Area guides are good but they only work for people who have already decided upon a diving destination. If it happens to be a well known destination then the potential market for the book would also be big. For the unknown, lesser dived places it may not sell that much. For such areas I was thinking more along the lines of "50 Places to Dive before you Die." Lets say that if I have 4000 bucks to blow on a dive trip then I would like to compare whether I should go to Alaska or the Canadian North Atlantic. That I think is the kind of book that would open a lot of new places to people who are seeking to invest in their next dive trip. Even dive magazines like Sport Diver have gotten so boring because they only talk about those Bonaire, Cozumel and places that every diver already knows about.

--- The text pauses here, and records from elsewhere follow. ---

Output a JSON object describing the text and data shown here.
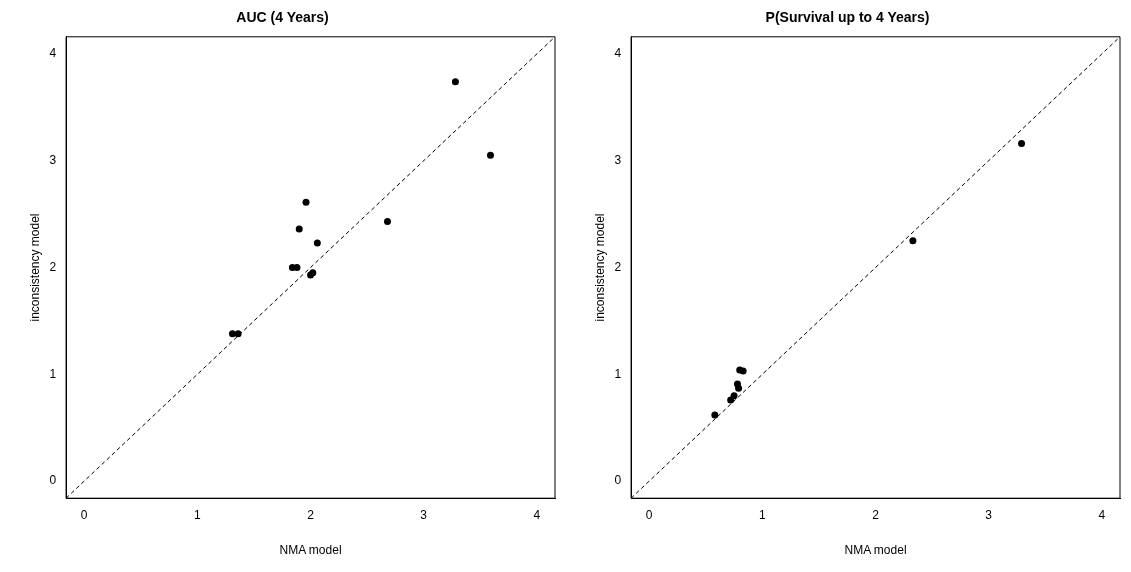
{
  "chart_data": [
    {
      "type": "scatter",
      "title": "AUC (4 Years)",
      "xlabel": "NMA model",
      "ylabel": "inconsistency model",
      "xlim": [
        -0.16,
        4.16
      ],
      "ylim": [
        -0.16,
        4.16
      ],
      "xticks": [
        0,
        1,
        2,
        3,
        4
      ],
      "yticks": [
        0,
        1,
        2,
        3,
        4
      ],
      "grid": false,
      "legend": false,
      "marker": "circle",
      "series": [
        {
          "color": "#000000",
          "x": [
            3.28,
            3.59,
            1.96,
            1.9,
            2.06,
            2.68,
            1.84,
            1.88,
            2.0,
            2.02,
            1.31,
            1.36
          ],
          "values": [
            3.74,
            3.05,
            2.61,
            2.36,
            2.23,
            2.43,
            2.0,
            2.0,
            1.93,
            1.95,
            1.38,
            1.38
          ]
        },
        {
          "type": "line",
          "line_style": "dashed",
          "marker": "none",
          "color": "#000000",
          "x": [
            -0.16,
            4.16
          ],
          "values": [
            -0.16,
            4.16
          ]
        }
      ]
    },
    {
      "type": "scatter",
      "title": "P(Survival up to 4 Years)",
      "xlabel": "NMA model",
      "ylabel": "inconsistency model",
      "xlim": [
        -0.16,
        4.16
      ],
      "ylim": [
        -0.16,
        4.16
      ],
      "xticks": [
        0,
        1,
        2,
        3,
        4
      ],
      "yticks": [
        0,
        1,
        2,
        3,
        4
      ],
      "grid": false,
      "legend": false,
      "marker": "circle",
      "series": [
        {
          "color": "#000000",
          "x": [
            3.29,
            2.33,
            0.8,
            0.83,
            0.78,
            0.79,
            0.75,
            0.72,
            0.58
          ],
          "values": [
            3.16,
            2.25,
            1.04,
            1.03,
            0.91,
            0.87,
            0.8,
            0.76,
            0.62
          ]
        },
        {
          "type": "line",
          "line_style": "dashed",
          "marker": "none",
          "color": "#000000",
          "x": [
            -0.16,
            4.16
          ],
          "values": [
            -0.16,
            4.16
          ]
        }
      ]
    }
  ]
}
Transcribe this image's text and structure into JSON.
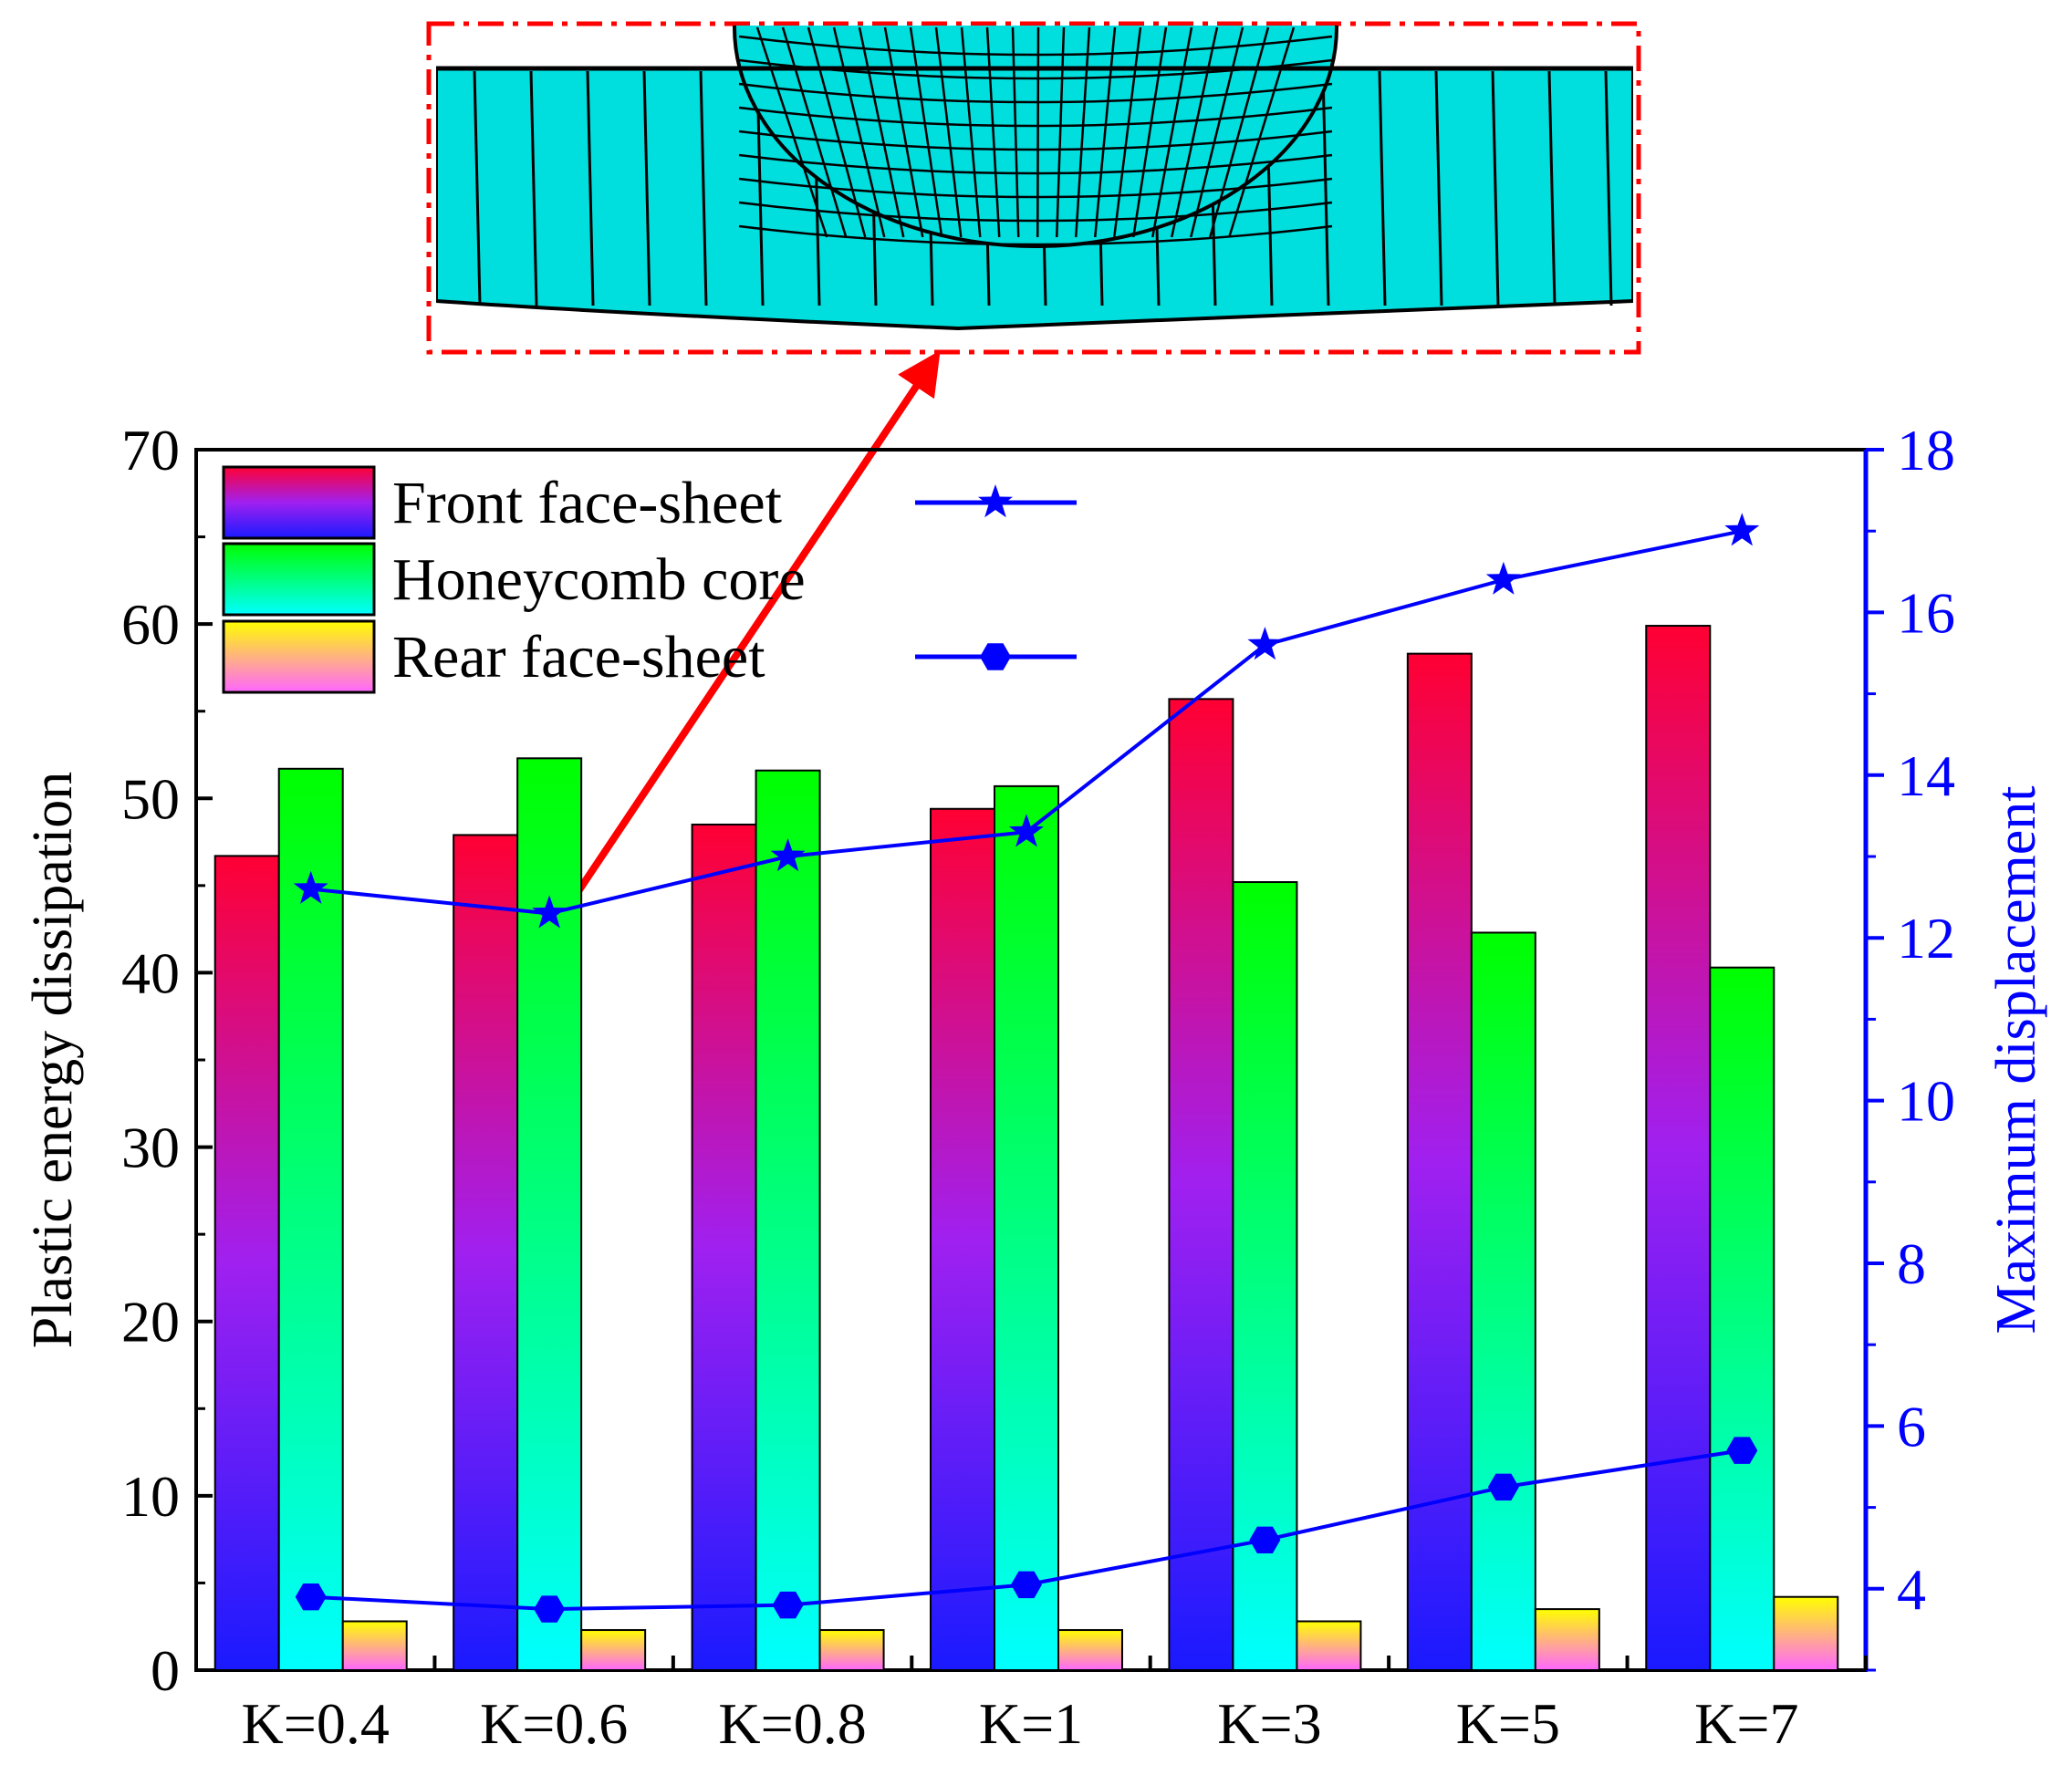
{
  "chart_data": {
    "type": "bar",
    "categories": [
      "K=0.4",
      "K=0.6",
      "K=0.8",
      "K=1",
      "K=3",
      "K=5",
      "K=7"
    ],
    "series": [
      {
        "name": "Front face-sheet",
        "values": [
          46.7,
          47.9,
          48.5,
          49.4,
          55.7,
          58.3,
          59.9
        ]
      },
      {
        "name": "Honeycomb core",
        "values": [
          51.7,
          52.3,
          51.6,
          50.7,
          45.2,
          42.3,
          40.3
        ]
      },
      {
        "name": "Rear face-sheet",
        "values": [
          2.8,
          2.3,
          2.3,
          2.3,
          2.8,
          3.5,
          4.2
        ]
      }
    ],
    "lines": [
      {
        "marker": "star",
        "axis": "right",
        "values": [
          12.6,
          12.3,
          13.0,
          13.3,
          15.6,
          16.4,
          17.0
        ]
      },
      {
        "marker": "hexagon",
        "axis": "right",
        "values": [
          3.9,
          3.75,
          3.8,
          4.05,
          4.6,
          5.25,
          5.7
        ]
      }
    ],
    "xlabel": "",
    "ylabel": "Plastic energy dissipation",
    "ylabel_right": "Maximum displacement",
    "ylim": [
      0,
      70
    ],
    "ylim_right": [
      3,
      18
    ],
    "yticks": [
      "0",
      "10",
      "20",
      "30",
      "40",
      "50",
      "60",
      "70"
    ],
    "yticks_right": [
      "4",
      "6",
      "8",
      "10",
      "12",
      "14",
      "16",
      "18"
    ],
    "legend": "top-left",
    "colors": {
      "front_top": "#ff0033",
      "front_mid": "#a020f0",
      "front_bottom": "#1a1aff",
      "core_top": "#00ff00",
      "core_bottom": "#00ffff",
      "rear_top": "#ffff00",
      "rear_bottom": "#ff66ff",
      "line": "#0000ff",
      "arrow": "#ff0000",
      "inset_border": "#ff0000",
      "inset_fill": "#00e0e0"
    }
  }
}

My previous book was not related to diving or travel. It sold a lot but like you said first time authors seldom become rich. But its sale gave me international recognition in Universities, colleges etc. The value of my resume as a journalist also went up so indirectly I benefitted a lot. It also resulted in certain academic and professional connections that later proved to be very helpful in my work. With this book I wont be looking to make big bucks. Instead it would be an opportunity to satisfy the urge to write because nowadays journalism is TV based. I am hoping to make friends and contacts in dive industry and dive places that are not well known. For dive operators it would be an opportunity to advertise their business and for the rest of the folks, if this book can make it on someones shelf and help him / her decide where to dive next I think that is enough for me.
 
The best dive guide book I have ever read is sitting in my storage bin in Pennsylvania. I can't remember the title, but something like Dive Bali. I'm sorry I can't properly credit the author—I can't find it on Amazon. What made it such a good book is also the reason I can't find it on Amazon: it had such a narrow scope that its potential audience was small. Dive Indonesia probably sells a lot more, and Dive Southeast Asia even more. But the author of Dive Bali had lived and dived there for years, and he thoroughly knew the sites, the currents, the hazards, the seasons, the wildlife, etc. So I could read that book and wade in. That's what I want from a dive guide book (or a dive guide, for that matter). I say, limit the scope of your book to what you can cover in depth. You won't get rich, but authors generally don't. It'll be a book to be proud of, though.


We have one like that for local shore diving, called "Northwest Shore Dives" by Stephen Fischnaller. It's the gold standard for local diving, and almost everyone I know who dives here owns it.